A media lawyer hired by CBC, Iain MacKinnon, has been granted standing to argue against KPMG's motion to strike in a court hearing scheduled for January 2024.
There can be legitimate reasons for a court to remove or seal documents in court cases. For example, courts may move to protect sensitive commercial information not relevant to the public interest.
Still, MacKinnon says Canadians have a constitutional right to access court proceedings and that motions to strike and sealing orders should be an exception.
"There's allegations that there are tens of millions of taxpayer dollars at issue," MacKinnon said. "All the evidence that is before the court should be accessible to reporters and the public."
Founded in 1991, Gold Line Telemanagement is a Canadian telecommunications company that says it researches, develops and markets telecommunications products.
Gold Line declined to answer questions from The Fifth Estate, stating the case was before the courts.

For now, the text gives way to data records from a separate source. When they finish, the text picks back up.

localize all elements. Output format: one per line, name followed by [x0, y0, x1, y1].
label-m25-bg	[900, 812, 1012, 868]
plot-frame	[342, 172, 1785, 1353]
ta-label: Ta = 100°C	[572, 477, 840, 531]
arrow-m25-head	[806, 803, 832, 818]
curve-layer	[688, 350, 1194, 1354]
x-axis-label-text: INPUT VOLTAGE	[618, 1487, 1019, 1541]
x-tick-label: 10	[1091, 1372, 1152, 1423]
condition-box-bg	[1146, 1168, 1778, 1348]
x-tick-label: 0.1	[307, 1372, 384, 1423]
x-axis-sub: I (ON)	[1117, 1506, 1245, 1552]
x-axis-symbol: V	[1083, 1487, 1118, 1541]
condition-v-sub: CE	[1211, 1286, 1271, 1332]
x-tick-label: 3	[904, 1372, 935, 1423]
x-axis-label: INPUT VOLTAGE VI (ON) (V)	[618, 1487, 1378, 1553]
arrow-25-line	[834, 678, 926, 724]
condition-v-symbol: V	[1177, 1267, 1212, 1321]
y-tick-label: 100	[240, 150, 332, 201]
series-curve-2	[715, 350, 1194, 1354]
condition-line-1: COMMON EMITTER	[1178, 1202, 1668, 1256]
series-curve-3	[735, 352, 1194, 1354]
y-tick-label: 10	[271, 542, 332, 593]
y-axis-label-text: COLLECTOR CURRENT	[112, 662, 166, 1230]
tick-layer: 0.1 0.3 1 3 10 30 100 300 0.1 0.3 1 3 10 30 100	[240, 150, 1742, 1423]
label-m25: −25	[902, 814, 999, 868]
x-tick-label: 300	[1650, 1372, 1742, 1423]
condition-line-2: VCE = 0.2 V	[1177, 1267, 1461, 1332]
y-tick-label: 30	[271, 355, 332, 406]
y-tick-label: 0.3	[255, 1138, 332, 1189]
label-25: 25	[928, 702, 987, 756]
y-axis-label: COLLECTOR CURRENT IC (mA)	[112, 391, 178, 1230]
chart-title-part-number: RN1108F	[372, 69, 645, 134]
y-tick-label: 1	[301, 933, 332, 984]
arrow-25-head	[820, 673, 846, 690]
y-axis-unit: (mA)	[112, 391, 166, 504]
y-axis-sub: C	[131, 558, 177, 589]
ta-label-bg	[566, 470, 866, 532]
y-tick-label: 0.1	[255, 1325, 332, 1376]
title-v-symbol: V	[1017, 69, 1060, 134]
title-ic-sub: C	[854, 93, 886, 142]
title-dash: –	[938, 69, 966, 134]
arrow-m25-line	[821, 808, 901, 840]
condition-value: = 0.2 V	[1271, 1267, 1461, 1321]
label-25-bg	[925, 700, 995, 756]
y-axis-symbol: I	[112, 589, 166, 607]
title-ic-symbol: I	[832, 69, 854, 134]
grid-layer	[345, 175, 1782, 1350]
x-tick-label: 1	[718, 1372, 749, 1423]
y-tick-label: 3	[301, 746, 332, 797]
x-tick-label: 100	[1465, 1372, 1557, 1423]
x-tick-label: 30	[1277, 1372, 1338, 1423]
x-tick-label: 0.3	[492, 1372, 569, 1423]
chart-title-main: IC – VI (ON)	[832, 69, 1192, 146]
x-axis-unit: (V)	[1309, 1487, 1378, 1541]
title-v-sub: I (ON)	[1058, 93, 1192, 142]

A carousel scheme refers to a group of companies working together to set up fake business transactions in order to generate illegitimate GST or HST tax refunds — when no tax was ever paid in the first place.
In a statement, the CRA said it has identified at least $1.1 billion related to carousel schemes in Canada since 2017.
The Fifth Estate reported last week on another alleged carousel scheme in Canada involving a company called Iris Technologies. In that case the CRA released $63 million in tax refunds that it is now seeking to recoup, stating they were "illegitimate."
Iris and Gold Line have both denied the allegations and appealed the CRA's reassessment to the Tax Court of Canada.